Что это могло означать? Павлик держал в руках письменное распоряжение, сброшенное с самолета. К письму прилагалась карта с указанием маршрута и аккуратно завернутая в целлофан запасная часть для автомобиля.

На карту был нанесен их бархан и далеко в стороне обозначена дорога, которой раньше в пустыне в этих местах не было. По этой дороге им и предстояло ехать.

Павлик набил большой мешок песком, выбирая его в тех местах, где он пел особенно громко. Мешок студент сам пристроил в кузове машины, прикрутив веревками так, чтобы он не подпрыгивал и не трясся.

Они ехали по пескам часа два, пока, наконец, не увидели впереди между двумя грядами… километровый столбик с дощечкой.

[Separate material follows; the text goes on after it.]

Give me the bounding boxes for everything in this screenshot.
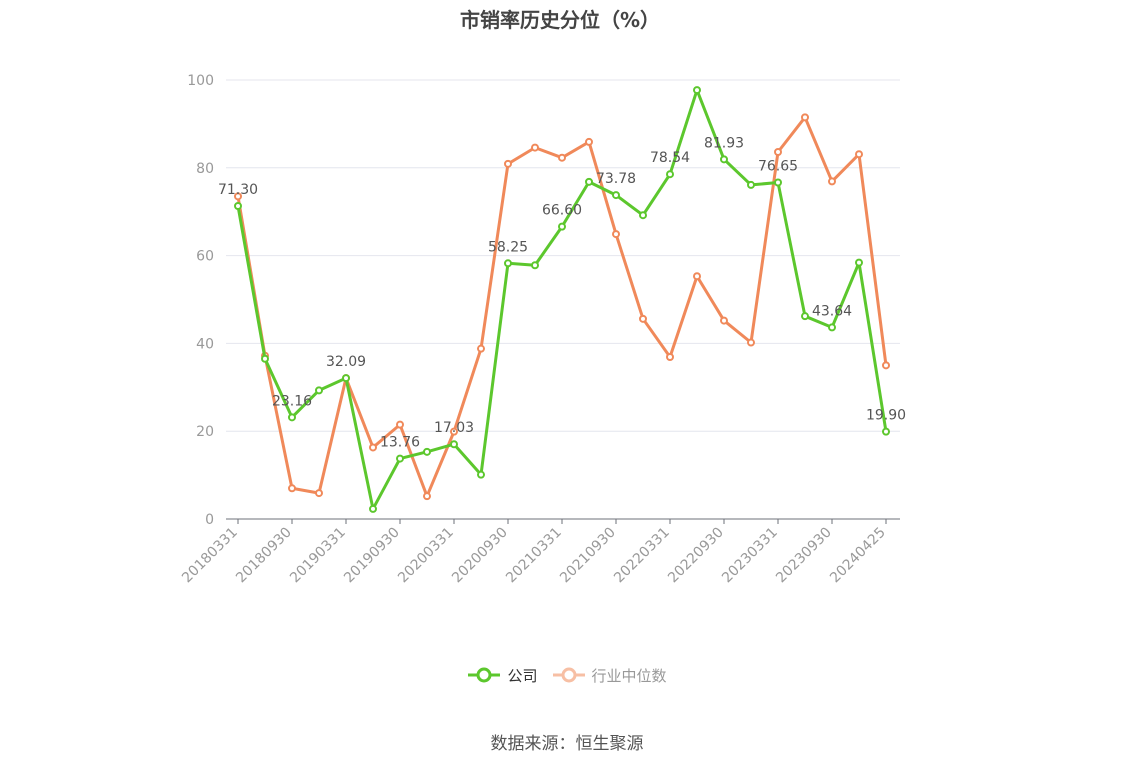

Подпрыгивая на ухабах, пикап выбежал из царства песков и ступил на гладкую, словно отполированную, поверхность шоссе.

Как огромная линейка, положенная и вдавленная в песок, шоссе пересекало пустыню. Не разбирая ни барханов, ни песчаных гряд, оно шло геометрически прямо, без подъемов и спусков и, не сделав ни одного поворота, гордо уходило за горизонт.